We have before us the immediate opportunity to divert patients from an already overwhelmed healthcare system by triaging them via telemedicine. We can order imaging, lab testing and medications via telemedicine. We can make a reasonable agreement with our patients that if conservative measures are not helpful, then they need to be reevaluated, possibly in person.
The question is not whether telemedicine will replace conventional in-person medicine, but rather can telemedicine augment the yield of an in-person evaluation? Is there a role for telemedicine as part of our algorithm? Why does it have to be one or the other?

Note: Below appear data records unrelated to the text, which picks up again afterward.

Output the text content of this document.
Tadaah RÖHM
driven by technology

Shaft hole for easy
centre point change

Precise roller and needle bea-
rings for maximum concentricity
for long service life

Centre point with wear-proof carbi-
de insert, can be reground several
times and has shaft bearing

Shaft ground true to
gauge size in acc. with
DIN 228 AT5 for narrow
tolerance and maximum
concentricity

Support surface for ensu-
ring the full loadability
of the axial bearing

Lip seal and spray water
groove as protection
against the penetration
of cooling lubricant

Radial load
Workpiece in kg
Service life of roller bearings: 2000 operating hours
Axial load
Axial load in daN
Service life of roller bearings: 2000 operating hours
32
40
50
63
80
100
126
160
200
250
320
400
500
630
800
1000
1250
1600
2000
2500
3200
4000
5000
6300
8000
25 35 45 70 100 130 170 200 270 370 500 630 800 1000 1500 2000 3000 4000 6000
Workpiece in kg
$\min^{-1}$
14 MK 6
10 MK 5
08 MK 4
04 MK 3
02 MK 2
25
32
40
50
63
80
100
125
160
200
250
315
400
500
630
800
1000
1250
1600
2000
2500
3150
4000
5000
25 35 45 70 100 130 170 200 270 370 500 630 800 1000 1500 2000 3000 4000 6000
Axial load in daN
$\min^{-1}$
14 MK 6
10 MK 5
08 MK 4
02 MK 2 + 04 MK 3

Don’t our patients deserve medical care that meets them where they are? Shouldn’t we be more mindful of their time and financial constraints? If patients are willing to do this, why are we stubbornly clinging to our traditional methods of assessing them?
As many of my colleagues have been pulled to the front lines to care for COVID-19 patients, we owe it to them to start reevaluating our processes.
Experts believe that we will be contending with this viral outbreak for the next 18 months.
Once this acute phase is behind us, we need to be more receptive to new clinical paradigms that keep our patients and clinical staff safer. The uproar about personal protective equipment has been justified and should make us all recognize our obligation to keep our clinicians safe.
We have all looked at our protocols for screening patients and have examined our current intake processes. COVID-19 has truly been an ignition event. Never before have we seen such rapid collaboration toward shared goals: optimal patient care, development of a vaccine, keeping front-line workers safe and transparency with multiple parallel projects.
Although many of us are working from home and balancing our children’s distance learning with remote patient care, we must support our front-line colleagues by keeping a critical eye on emerging best practices.
Why do we have such large waiting rooms? How many clinic visits are for mental health? How many are for insomnia? When does an in-person encounter actually change patient management? Some patients do need to be seen in person, but the others can likely be well-managed with telemedicine.
Center-to-home telemedicine has moved from an aspirational, long-term goal to immediate reality with great urgency. Once more practices adopt this model and become more comfortable with the technical aspects of a telemedicine visit, the clear advantages will be obvious.
By adhering to new best practices, we will continue to innovate and improve patient care while also keeping our clinical staff safer. I don’t think we will be able to put the genie back in the bottle, and that is probably a good thing.
Seema Khosla, M.D., is the medical director at the North Dakota Center for Sleep. Khosla also is a medical adviser for MedBridge Healthcare, which provides integrated sleep lab management services to hospitals, healthcare systems and physician groups.